Business Context
BrightFund, a mid-sized online fundraising platform, wants to predict which past donors are likely to donate again in the next 90 days so the marketing team can prioritize outreach. The model will be used in a weekly batch campaign for roughly 300K donors.
Dataset
| Feature Group | Count | Examples |
|---|
| Donor history | 12 | lifetime_donation_count, total_donated_usd, avg_gift_amount, days_since_last_donation |
| Campaign engagement | 9 | emails_opened_30d, email_click_rate, sms_opt_in, site_visits_30d |
| Donor profile | 8 | acquisition_channel, region, donor_type, tenure_days |
| Temporal features | 6 | quarter_of_year, giving_season_flag, days_since_signup, last_campaign_response_days |
| Payment behavior | 5 | recurring_plan_flag, failed_payment_count, payment_method_type, refund_count |
- Size: 310K donor records, 40 features, 24 months of history
- Target: Binary label indicating whether a donor makes at least one donation in the next 90 days
- Class balance: 18% positive, 82% negative
- Missing data: 10% missing in engagement fields, 6% missing in donor profile fields for older imported records
Success Criteria
A good solution should achieve strong ranking quality for campaign targeting, with ROC-AUC >= 0.82, PR-AUC >= 0.45, and precision in the top 10% scored donors >= 0.50. The team also needs feature importance to explain why donors are selected.
Constraints
- Weekly batch scoring must finish in under 30 minutes.

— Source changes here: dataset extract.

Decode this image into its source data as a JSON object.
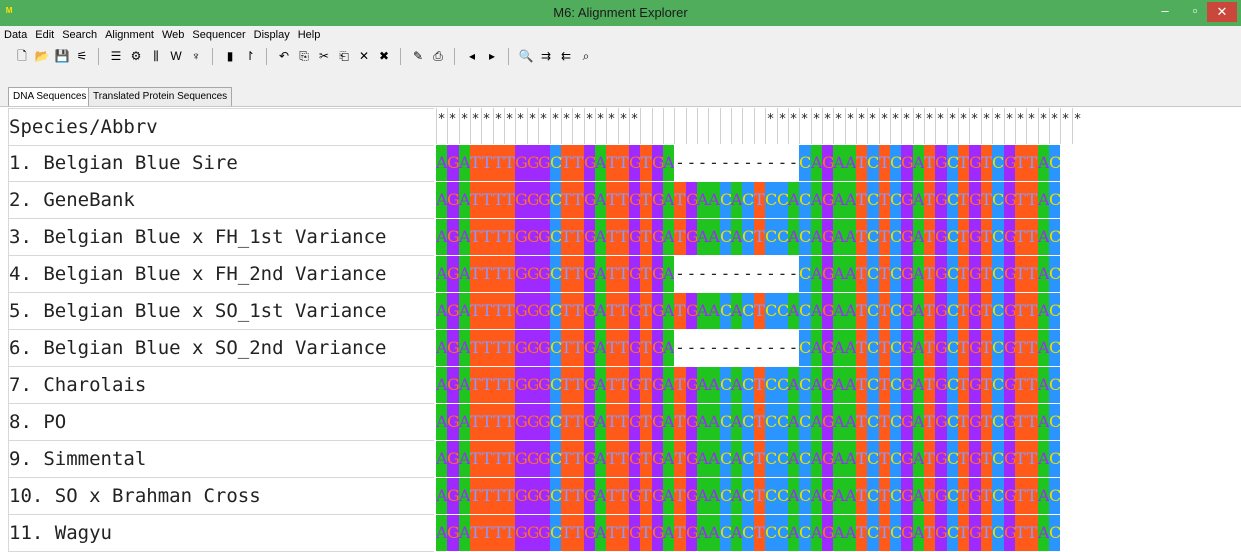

- The model should be interpretable enough for fundraising and CRM teams.
- Retraining should be feasible monthly with standard Python tooling.
- Avoid data leakage from future donations or post-label campaign activity.
Deliverables
- Build a binary classification model to predict donation in the next 90 days.
- Define a leakage-safe train/validation/test strategy using time-based splits.
- Engineer useful donor behavior and recency features.
- Compare a simple baseline with a stronger tree-based model.
- Report evaluation metrics and recommend a production decision threshold.
- Summarize feature importance and operational tradeoffs.